How To Appraise Cars for Your Market
How To Appraise Cars for Your Market
MAXDigital Executive VP’s Take: Are You Getting It Wrong With Car Inventory Pricing?November 2nd, 2018 by MAXdigital
I recently read an article in Auto Remarketing about Dale Pollack and how his views changed on how dealers should price their vehicles. I want to applaud Mr. Pollack for humbly communicating to the industry that he “got it wrong” when it comes to the model referred to as “velocity.” It takes a man of great character to publicly admit they are wrong at anything. VAuto and Dale Pollack have been synonymous with effective inventory management for many years now, and hearing this made me ponder on my years growing up working around used vehicles, specifically how we have priced and appraised vehicles for decades.
How Car Sales Have EvolvedWhen I was a young boy, I would attend auctions with my father and learn about how to buy cars that customers wanted to purchase and that you as a dealer could still make money on. Back in the 80s and 90s a lot of this was done based on gut (market experience) and a little bit of data found in a book that could fit in your back pocket (I think my Dad still has a Blackbook or NADA shaped outline worn into the back pocket of his jeans). Somehow, without any technology, dealers all over the country were able to buy cars for a good price, sell them for a fair price (in most cases), and still make money. Back then most dealers got their inventory from local trades, other dealers, or local auctions. Some dealers with good connections and resources bought out of state (we were one of them) to find more unique inventory, but that wasn’t as common. A lot of the best inventory with the most profit potential came from those local trades, and that is as true now as it was back then. There were no transportation costs, auction fees, or other dealers bidding up the price of that trade. It was just a deal between the dealer and the customer. If both parties felt they were getting a fair deal they shook on it and left happy. Now to quote Dale, there was an “art and science” involved in both people shaking on it and leaving the deal happy. I learned a lot of this from a long-time mentor of mine who sold more used vehicles than anyone else in the world for about two decades. The advice he gave was very simple:
- Do the Appraisal with the customer. Let them walk around the vehicle with you and point out the scratches, scrapes, worn out tires. Let them go on the test drive with you and tell you what that noise is, why it pulls a little to the left. If you just “shut up and listen,” they will tell you everything you want to know about the car.
- Let them know what you think it may cost to repair some of the damages or wear and tear before you can confidently sell this car to someone else (this builds trust in you and the quality of your inventory).
- Be transparent with them on what you think the market value of the car is.
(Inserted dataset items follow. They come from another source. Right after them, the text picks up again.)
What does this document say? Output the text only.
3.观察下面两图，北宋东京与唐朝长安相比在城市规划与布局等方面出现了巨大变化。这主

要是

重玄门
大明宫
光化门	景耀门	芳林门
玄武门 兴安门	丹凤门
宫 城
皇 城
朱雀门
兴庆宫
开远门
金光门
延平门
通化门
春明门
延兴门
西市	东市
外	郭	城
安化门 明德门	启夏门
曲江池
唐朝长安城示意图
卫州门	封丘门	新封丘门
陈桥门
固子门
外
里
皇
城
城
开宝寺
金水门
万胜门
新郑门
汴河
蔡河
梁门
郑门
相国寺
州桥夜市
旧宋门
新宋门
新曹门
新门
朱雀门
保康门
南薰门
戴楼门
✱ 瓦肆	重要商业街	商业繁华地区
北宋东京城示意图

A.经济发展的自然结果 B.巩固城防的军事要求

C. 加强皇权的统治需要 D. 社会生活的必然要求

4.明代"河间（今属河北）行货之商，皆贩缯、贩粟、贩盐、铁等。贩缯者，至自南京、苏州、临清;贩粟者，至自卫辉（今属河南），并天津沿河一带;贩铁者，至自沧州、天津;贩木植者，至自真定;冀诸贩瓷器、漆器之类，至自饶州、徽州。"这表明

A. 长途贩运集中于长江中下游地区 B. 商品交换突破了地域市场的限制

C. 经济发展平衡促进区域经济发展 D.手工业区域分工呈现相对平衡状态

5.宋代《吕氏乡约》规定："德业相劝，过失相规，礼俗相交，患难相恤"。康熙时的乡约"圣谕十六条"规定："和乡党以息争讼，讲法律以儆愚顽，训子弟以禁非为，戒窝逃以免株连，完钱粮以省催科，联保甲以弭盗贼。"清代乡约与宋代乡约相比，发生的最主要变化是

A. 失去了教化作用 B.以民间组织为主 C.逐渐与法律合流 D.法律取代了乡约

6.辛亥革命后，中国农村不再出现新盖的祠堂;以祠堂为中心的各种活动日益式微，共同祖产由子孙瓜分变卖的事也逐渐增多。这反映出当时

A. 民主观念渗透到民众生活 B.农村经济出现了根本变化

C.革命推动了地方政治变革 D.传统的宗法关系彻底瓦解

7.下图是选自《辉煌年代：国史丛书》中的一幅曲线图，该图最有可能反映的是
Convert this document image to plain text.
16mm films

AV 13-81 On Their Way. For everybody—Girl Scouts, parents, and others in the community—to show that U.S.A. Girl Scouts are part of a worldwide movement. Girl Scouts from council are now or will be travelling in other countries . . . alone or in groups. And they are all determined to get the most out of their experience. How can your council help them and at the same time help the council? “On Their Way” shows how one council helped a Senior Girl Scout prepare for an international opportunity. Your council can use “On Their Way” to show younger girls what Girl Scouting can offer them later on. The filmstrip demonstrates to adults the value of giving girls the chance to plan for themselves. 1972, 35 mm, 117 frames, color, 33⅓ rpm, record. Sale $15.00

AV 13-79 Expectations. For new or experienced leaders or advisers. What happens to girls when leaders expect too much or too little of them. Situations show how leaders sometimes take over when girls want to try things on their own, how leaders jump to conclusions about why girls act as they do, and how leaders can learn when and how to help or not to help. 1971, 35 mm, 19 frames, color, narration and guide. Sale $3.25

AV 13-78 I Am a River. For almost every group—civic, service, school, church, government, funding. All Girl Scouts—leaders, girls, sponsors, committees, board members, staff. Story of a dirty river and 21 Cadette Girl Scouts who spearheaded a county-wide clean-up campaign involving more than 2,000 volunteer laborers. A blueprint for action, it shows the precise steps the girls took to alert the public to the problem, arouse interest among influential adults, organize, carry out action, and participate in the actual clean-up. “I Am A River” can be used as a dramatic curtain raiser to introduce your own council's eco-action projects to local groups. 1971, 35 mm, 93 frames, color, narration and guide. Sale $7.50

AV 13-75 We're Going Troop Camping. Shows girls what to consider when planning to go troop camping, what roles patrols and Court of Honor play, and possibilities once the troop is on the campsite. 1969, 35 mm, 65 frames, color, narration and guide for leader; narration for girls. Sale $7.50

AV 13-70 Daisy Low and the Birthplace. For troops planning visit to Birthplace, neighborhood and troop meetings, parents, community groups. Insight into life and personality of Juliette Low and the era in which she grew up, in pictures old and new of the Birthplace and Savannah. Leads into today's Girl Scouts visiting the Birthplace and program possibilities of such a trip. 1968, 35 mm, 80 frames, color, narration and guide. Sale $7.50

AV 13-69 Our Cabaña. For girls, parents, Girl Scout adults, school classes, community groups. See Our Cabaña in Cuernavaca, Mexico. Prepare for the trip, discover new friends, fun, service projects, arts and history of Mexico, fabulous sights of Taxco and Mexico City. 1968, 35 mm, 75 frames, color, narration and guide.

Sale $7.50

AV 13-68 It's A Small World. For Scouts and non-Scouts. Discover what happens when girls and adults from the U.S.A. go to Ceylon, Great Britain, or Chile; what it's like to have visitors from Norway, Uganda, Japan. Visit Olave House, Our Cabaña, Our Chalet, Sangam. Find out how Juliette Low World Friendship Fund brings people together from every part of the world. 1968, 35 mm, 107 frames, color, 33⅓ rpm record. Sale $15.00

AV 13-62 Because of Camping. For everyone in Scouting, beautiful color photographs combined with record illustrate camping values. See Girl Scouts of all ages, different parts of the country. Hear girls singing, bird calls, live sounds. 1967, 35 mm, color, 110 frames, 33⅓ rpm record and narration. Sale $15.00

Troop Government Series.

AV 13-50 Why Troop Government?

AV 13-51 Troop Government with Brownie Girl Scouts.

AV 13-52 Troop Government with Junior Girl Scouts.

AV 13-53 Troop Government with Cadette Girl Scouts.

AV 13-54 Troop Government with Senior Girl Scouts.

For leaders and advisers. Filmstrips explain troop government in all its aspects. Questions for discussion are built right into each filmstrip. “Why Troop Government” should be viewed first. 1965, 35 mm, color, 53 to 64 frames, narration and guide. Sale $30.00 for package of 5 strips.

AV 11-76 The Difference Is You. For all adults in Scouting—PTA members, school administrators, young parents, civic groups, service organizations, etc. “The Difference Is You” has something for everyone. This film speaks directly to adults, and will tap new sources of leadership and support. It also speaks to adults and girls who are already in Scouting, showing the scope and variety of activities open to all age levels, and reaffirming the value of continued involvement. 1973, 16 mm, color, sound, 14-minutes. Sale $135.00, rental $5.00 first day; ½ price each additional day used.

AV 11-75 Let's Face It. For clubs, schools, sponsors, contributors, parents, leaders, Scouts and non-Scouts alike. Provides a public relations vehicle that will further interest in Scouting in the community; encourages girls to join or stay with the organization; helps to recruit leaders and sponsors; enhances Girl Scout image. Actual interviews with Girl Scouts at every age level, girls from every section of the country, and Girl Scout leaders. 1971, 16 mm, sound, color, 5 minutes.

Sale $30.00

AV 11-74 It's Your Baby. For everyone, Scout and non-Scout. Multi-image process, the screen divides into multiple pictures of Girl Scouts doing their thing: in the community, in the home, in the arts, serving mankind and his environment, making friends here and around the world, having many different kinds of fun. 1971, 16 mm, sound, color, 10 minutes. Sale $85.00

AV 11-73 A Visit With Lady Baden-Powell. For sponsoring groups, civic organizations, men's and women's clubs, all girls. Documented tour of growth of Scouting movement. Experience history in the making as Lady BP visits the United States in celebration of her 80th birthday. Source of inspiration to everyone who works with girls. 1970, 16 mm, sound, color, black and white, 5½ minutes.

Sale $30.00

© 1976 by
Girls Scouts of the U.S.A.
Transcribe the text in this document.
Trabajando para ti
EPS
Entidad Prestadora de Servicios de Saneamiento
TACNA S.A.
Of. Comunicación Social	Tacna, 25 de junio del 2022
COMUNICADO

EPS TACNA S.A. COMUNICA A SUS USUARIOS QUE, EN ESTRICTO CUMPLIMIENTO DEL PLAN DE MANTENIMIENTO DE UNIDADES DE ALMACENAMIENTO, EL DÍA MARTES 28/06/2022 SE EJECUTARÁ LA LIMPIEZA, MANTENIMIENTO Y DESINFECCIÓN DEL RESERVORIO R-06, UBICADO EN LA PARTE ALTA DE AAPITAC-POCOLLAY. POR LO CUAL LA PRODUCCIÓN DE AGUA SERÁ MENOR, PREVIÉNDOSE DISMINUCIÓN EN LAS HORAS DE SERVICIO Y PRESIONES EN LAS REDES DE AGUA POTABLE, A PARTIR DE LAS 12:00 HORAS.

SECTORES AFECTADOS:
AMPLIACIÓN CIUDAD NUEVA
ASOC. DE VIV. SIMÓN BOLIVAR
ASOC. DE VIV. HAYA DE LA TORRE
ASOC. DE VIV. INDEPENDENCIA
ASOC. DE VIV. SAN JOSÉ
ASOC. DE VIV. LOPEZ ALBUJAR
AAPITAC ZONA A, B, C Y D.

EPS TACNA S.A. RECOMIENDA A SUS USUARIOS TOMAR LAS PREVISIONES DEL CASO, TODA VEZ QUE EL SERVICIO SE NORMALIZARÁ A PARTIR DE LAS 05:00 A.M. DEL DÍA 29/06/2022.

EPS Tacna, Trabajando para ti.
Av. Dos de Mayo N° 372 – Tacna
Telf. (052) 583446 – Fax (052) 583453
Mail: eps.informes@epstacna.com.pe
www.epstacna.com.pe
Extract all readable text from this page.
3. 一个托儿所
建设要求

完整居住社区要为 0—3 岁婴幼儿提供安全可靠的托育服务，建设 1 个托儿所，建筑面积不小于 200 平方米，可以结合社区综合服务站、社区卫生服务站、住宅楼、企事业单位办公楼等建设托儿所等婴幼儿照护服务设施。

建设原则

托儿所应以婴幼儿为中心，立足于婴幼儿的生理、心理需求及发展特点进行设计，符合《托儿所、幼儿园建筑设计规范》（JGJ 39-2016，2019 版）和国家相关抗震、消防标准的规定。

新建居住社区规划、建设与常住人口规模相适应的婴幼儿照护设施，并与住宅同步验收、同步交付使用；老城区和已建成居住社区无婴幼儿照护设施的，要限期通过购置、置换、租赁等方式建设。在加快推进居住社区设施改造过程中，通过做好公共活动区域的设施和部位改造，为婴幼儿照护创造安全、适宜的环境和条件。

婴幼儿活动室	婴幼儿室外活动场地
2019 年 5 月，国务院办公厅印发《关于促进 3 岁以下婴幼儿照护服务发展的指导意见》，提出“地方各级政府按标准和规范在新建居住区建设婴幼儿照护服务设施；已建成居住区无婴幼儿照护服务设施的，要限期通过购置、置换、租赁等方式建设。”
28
Show them what Blackbook or NADA is, why you think it’s closer to average or rough than to clean or extra clean.
- Make them a fair offer on the spot whether they buy a car from you or not. Customers don’t want a number with a contingency on buying a car from you (that feels shady). They want to know the value so they can make an educated decision.
High Velocity Leads to Low MarginsThe Velocity model worked well for a lot of dealers when it came to selling a higher volume of vehicles every month. There were a lot of egos that inflated (with big volume numbers), a lot of “minis” that got paid to sales people (with low gross comes low commissions), a lot of prices that dropped in the market (to try and stay competitive), and a lot of auction cash registers that kept ringing as more and more cars were bought to fuel the machine. Heck, even the transport companies were happy because dealers had to look further and further to try and source vehicles for their dealerships. I know this very well as I have even gone to the lengths of buying cars in Canada to try and source enough quality vehicles that still had some margin. However, shame on us as an industry for commoditizing what we put a lot of hard work into 6 to 7 days a week. In order to stay competitive and follow the principles of velocity, we gave away cars that we spent hours researching, appraising, bidding on, transporting, reconditioning, merchandising, and selling. In some cases, many of us gave cars away for no profit, or we even lost money. A lot of fun gets sucked out of the business when you put in all that work to not make a dollar. What’s the net effect? The overprescribing of these principles has created this “new normal” where we don’t expect to make as much money when we sell a car. We blame it on the internet and a more educated consumer. That may be part of it. But we have to accept the responsibility, just as Dale Pollack did, and admit that this model is not the best approach.
MAXDigital Focuses on the FundamentalsAs an industry, if we buy good cars, recondition them properly, merchandise them well, and provide the consumer with evidence and data, we can and should ask for a fair price. That price should have enough margin to make a healthy profit for all of the work we put into bringing that consumer a quality vehicle in market. The philosophies above aren't new. They're fundamentals. These are the philosophies MAXDigital has prescribed since day 1, over 15 years ago. The “art and science” of the trade appraisal is something that we have now digitized and brought back to life for dealers in 2018. We believe that:
- Dealers need tools to help them buy the right cars for the right money (stocking, market-based appraisal).
- That pricing and merchandising should be done impeccably (market priced, pricing proof points, engaging VDPs).
- That the consumer experience in store should be done with technology that simplifies things (trade appraisal, payment calculation (estimate) at a minimum).